#Adosphere Qu’est ce qui se cache dans le smartphone des jeunes ?

Par Arnaud Paillard

Prête moi ton mobile et je te dirais qui tu es… En moins d’une décennie l’usage du mobile chez les adolescents a pris une ampleur sans équivalent. Comment comprendre ces usages ? En quoi se distinguent-ils vraiment des usages du reste de la population ? Quelles nouvelles cultures juvéniles se dessinent au travers de ces usages quotidiens ?

L’analyse des usages des adolescents est d’autant plus délicate qu’elle est aux prises avec plusieurs représentations contradictoires de la part de leurs aînés qui oscillent souvent entre incompréhension générationnelle et valorisation marketing de la culture adolescente. Autant de discours qui imposent bien souvent une lecture monolithique des usages du numérique par les jeunes générations.

« Il faut bien que le monde change. » C’est par ces paroles que Paul, interviewé par RFI dans le cadre de l’émission Bienvenue en adosphère juge le recours intensif aux réseaux sociaux par la jeune génération. Les pratiques de cette classe d’âge, parfois appelée Milleniums, Digital Natives, ou, plus sobrement Z, interrogent aussi bien les institutions que les marques, qui se donnent le même objectif : comment s’en rapprocher ? Au fond, est-ce que le monde est vraiment en train de changer ?

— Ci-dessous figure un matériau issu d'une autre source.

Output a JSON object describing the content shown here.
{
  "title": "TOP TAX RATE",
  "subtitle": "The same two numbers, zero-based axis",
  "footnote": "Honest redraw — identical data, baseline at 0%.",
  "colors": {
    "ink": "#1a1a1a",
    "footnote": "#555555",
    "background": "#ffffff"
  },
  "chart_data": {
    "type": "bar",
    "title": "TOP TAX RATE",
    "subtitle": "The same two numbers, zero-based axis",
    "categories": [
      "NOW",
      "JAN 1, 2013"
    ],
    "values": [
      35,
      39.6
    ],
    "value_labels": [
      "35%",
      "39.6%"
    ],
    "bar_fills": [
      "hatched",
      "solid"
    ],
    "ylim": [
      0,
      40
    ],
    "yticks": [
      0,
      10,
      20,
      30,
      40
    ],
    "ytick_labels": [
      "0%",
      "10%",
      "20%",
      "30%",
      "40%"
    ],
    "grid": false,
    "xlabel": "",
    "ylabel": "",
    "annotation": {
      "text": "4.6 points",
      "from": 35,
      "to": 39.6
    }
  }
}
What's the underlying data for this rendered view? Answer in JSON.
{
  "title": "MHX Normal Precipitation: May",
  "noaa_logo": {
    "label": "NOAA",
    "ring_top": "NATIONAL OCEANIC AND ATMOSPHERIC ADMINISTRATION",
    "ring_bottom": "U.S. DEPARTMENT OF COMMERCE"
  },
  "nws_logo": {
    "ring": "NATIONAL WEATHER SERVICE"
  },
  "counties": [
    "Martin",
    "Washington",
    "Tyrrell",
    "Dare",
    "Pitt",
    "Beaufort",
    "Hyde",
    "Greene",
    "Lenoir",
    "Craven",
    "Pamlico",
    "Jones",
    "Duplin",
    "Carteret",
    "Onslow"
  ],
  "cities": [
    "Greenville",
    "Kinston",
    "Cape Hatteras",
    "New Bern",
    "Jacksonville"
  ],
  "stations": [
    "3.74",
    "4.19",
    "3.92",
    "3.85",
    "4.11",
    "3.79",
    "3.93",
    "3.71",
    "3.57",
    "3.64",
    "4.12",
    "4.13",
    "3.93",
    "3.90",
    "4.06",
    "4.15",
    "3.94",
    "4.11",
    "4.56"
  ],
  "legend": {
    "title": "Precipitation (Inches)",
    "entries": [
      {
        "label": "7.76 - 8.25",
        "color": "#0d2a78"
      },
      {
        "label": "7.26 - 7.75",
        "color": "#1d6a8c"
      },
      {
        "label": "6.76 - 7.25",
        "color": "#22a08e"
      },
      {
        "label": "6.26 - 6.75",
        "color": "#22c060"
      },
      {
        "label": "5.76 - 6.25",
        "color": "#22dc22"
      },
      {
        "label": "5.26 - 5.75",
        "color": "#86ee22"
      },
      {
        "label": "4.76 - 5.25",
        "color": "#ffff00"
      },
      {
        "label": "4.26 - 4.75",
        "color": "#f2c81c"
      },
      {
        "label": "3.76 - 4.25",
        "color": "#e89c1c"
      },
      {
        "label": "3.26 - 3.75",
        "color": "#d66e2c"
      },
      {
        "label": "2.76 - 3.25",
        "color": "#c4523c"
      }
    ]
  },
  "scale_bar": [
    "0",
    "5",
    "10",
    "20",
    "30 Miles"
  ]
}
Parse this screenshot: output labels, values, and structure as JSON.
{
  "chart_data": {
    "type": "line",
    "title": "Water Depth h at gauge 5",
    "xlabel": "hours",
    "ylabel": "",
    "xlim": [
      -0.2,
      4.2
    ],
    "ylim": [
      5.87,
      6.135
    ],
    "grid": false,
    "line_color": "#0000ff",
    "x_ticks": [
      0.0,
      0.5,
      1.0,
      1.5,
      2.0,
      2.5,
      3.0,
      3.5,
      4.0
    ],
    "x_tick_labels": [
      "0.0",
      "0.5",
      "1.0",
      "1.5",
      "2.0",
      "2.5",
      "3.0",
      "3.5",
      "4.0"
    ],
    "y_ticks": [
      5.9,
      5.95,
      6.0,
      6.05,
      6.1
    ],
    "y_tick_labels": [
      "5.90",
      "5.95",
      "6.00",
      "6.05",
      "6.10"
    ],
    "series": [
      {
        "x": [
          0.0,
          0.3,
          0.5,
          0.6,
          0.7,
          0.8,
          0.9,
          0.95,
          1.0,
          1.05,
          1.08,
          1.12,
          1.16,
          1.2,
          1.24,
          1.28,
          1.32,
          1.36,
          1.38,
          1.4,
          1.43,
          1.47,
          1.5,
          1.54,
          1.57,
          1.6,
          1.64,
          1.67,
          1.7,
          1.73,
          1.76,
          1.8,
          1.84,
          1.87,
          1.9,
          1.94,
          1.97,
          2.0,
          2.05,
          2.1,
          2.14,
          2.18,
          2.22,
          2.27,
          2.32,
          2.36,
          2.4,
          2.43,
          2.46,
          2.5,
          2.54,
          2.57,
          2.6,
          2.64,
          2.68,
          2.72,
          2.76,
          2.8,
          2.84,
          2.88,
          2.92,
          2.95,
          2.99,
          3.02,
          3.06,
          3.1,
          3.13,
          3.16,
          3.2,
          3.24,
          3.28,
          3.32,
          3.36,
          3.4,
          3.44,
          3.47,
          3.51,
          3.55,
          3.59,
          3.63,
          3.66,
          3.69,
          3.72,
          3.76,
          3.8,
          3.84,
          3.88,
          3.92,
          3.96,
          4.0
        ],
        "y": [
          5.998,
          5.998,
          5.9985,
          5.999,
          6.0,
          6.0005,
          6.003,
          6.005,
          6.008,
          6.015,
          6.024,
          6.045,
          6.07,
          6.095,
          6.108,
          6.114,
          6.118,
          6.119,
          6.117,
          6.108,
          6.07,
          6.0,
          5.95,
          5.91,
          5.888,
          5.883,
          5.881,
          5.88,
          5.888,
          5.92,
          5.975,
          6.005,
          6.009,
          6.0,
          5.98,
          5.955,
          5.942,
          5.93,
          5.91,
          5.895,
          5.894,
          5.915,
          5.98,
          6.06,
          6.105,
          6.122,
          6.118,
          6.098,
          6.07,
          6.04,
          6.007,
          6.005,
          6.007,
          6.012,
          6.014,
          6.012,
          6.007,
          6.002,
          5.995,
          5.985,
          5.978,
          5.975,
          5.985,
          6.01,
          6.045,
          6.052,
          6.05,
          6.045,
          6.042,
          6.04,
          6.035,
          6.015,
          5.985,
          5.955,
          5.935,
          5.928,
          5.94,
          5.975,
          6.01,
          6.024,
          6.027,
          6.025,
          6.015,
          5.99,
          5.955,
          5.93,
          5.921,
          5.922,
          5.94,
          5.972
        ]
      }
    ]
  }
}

Éléments de réponse au Social Media Club France  avec Ziad Maalouf, journaliste à RFI et réalisateur de l’émission L’atelier des médias, dont Bienvenue en adosphère est une production récente, Jamila Yahia Messaoud, directrice du département cinéma et comportements médias à Médiamétrie, Monique Dagnaud, directrice de recherche à l’École des Hautes Études en Sciences Sociales, spécialiste de la cyber-culture des jeunes. Une session animée par Maxime Drouet (Directeur digital chez Burson Marseller i&e) et Aurélien Viers (Directeur du pôle visuel L’Obs).

*** Revoir la conférence en vidéo ici > https://goo.gl/2xlfsg

Key facts & Figures

Lorsque Médiamétrie s’intéresse aux jeunes, il identifie à un groupe de 15 à 24 ans :

  • qui disposent en moyenne de 9,4 écrans à la maison,
  • possèdent un mobile pour 95% d’entre eux
  • …et 87% un smartphone (+15 points par rapport à la moyenne de la population),
  • Ils ont en moyenne 15,9 contacts avec leur mobile par jour,
  • 93% d’entre eux sont inscrits sur au moins un réseau social, 66% sont multi-inscrits,
  • Facebook est le réseau social le plus utilisé par les jeunes, avec 82% d’inscrits, suivis     par Snapchat, avec 44% d’inscrits.

« Les adultes nous voient comme des personnes qui passent leurs journées sur Facebook »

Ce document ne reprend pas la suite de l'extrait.